Semi-Structured Data Processing

What is semi-structured data?

Semi-structured data refers to data that does not follow the rigid schema of a traditional relational database, but still preserves some level of structure or organization. Unlike completely unstructured data, semi-structured data contains patterns that make it possible to parse and analyze it without enforcing a strict schema upfront.

Common examples of semi-structured data are JSON (JavaScript Object Notation) and XML (eXtensible Markup Language). Both are widely used to represent information in a flexible hierarchy.

Practical examples include JSON documents with nested lists, objects, and variable attributes, or XML files with nested tags that represent hierarchical information.

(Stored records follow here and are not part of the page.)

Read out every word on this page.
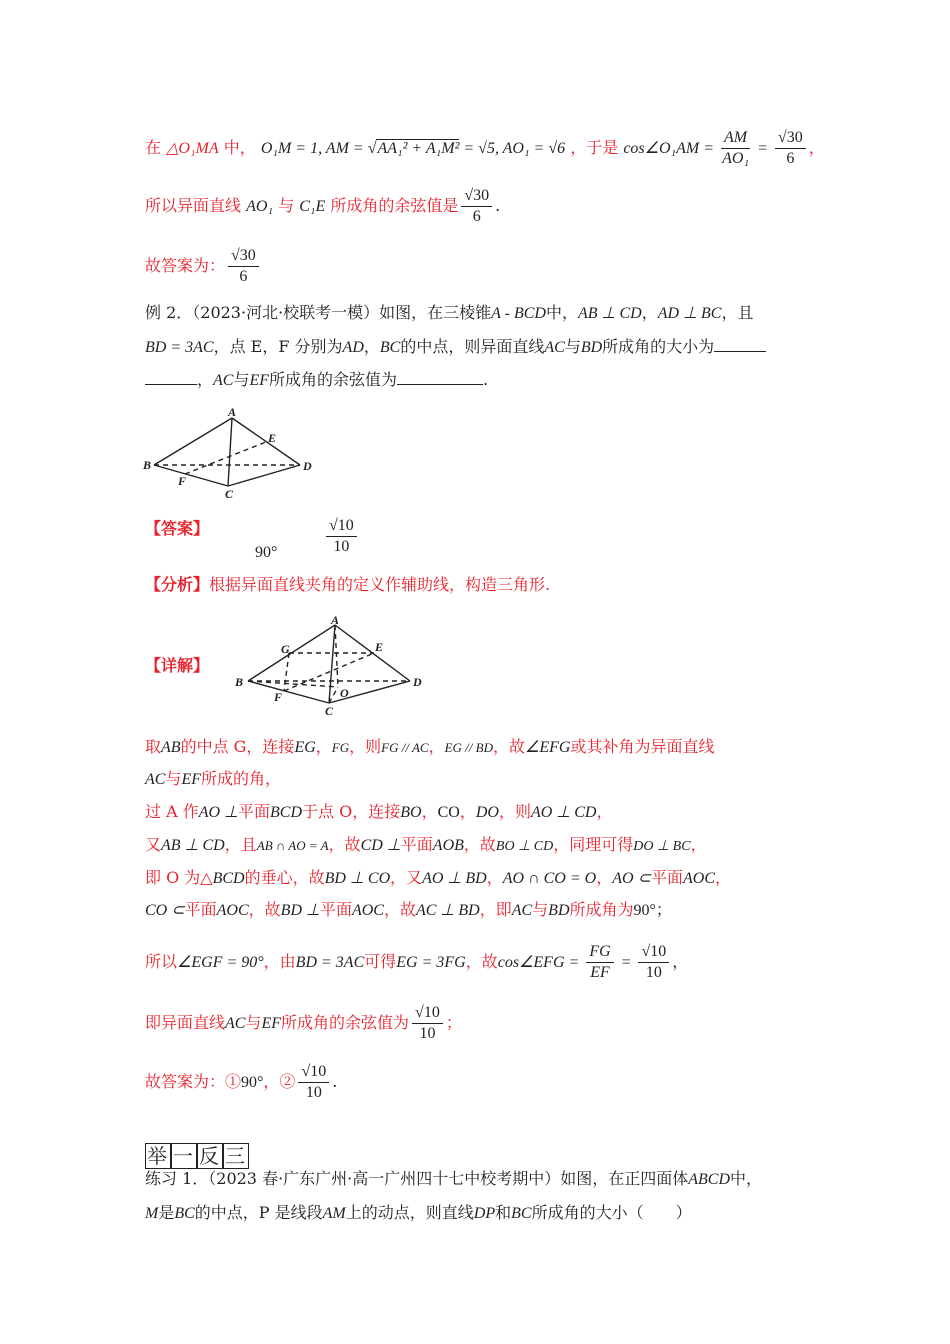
在 △O₁MA 中， O₁M = 1, AM = √AA₁² + A₁M² = √5, AO₁ = √6 ，于是 cos∠O₁AM = $\frac{AM}{\text{AO₁}} = \frac{√30}{6}$ ，
所以异面直线 AO₁ 与 C₁E 所成角的余弦值是 $\frac{√30}{6}$ .
故答案为： $\frac{√30}{6}$
例 2．（2023·河北·校联考一模）如图，在三棱锥A - BCD中，AB ⊥ CD，AD ⊥ BC，且
BD = 3AC，点 E，F 分别为AD，BC的中点，则异面直线AC与BD所成角的大小为
，AC与EF所成角的余弦值为	.
A
B
C
D
E
F
【答案】
90°	$\frac{√10}{10}$
【分析】根据异面直线夹角的定义作辅助线，构造三角形.
【详解】
A
B
C
D
E
F
G
O
取AB的中点 G，连接EG，FG，则FG // AC，EG // BD，故∠EFG或其补角为异面直线
AC与EF所成的角，
过 A 作AO ⊥平面BCD于点 O，连接BO，CO，DO，则AO ⊥ CD，
又AB ⊥ CD，且AB ∩ AO = A，故CD ⊥平面AOB，故BO ⊥ CD，同理可得DO ⊥ BC，
即 O 为△BCD的垂心，故BD ⊥ CO，又AO ⊥ BD，AO ∩ CO = O，AO ⊂平面AOC，
CO ⊂平面AOC，故BD ⊥平面AOC，故AC ⊥ BD，即AC与BD所成角为90°；
所以∠EGF = 90°，由BD = 3AC可得EG = 3FG，故cos∠EFG = $\frac{FG}{EF} = \frac{√10}{10}$ ，
即异面直线AC与EF所成角的余弦值为 $\frac{√10}{10}$ ；
故答案为：①90°，② $\frac{√10}{10}$ .
举 一 反 三
练习 1．（2023 春·广东广州·高一广州四十七中校考期中）如图，在正四面体ABCD中，
M是BC的中点，P 是线段AM上的动点，则直线DP和BC所成角的大小（　　）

Examples of semi-structured data

When working with APIs, it is very common to receive nested data. In other words, information is organized as a hierarchy, like boxes inside other boxes. A practical JSON example is shown below:

{
"user": {
"id": "123456",
"name": "Alice",
"email": "alice@example.com",
"birthday": "1990-05-15",
"purchases": [
{
"productId": "789",
"productName": "Interesting Book",
"price": 29.99,
"purchaseDate": "2023-02-23"
},
{
"productId": "456",
"productName": "Fun Mug",
"price": 12.99,
"purchaseDate": "2023-01-10"
}
]
}
}

An XML example is shown below:

<empresa>
<nome>ABC Ltda.</nome>
<departamentos>
<departamento>
<nome>Vendas</nome>
<funcionarios>20</funcionarios>
</departamento>
<departamento>
<nome>TI</nome>
<funcionarios>15</funcionarios>
</departamento>
</departamentos>
</empresa>

Analyzing data in these formats can be challenging, which is why unnesting or flattening is a common step. In Dadosfera, you can do this with Python or SQL by using the Intelligence module or the Query module.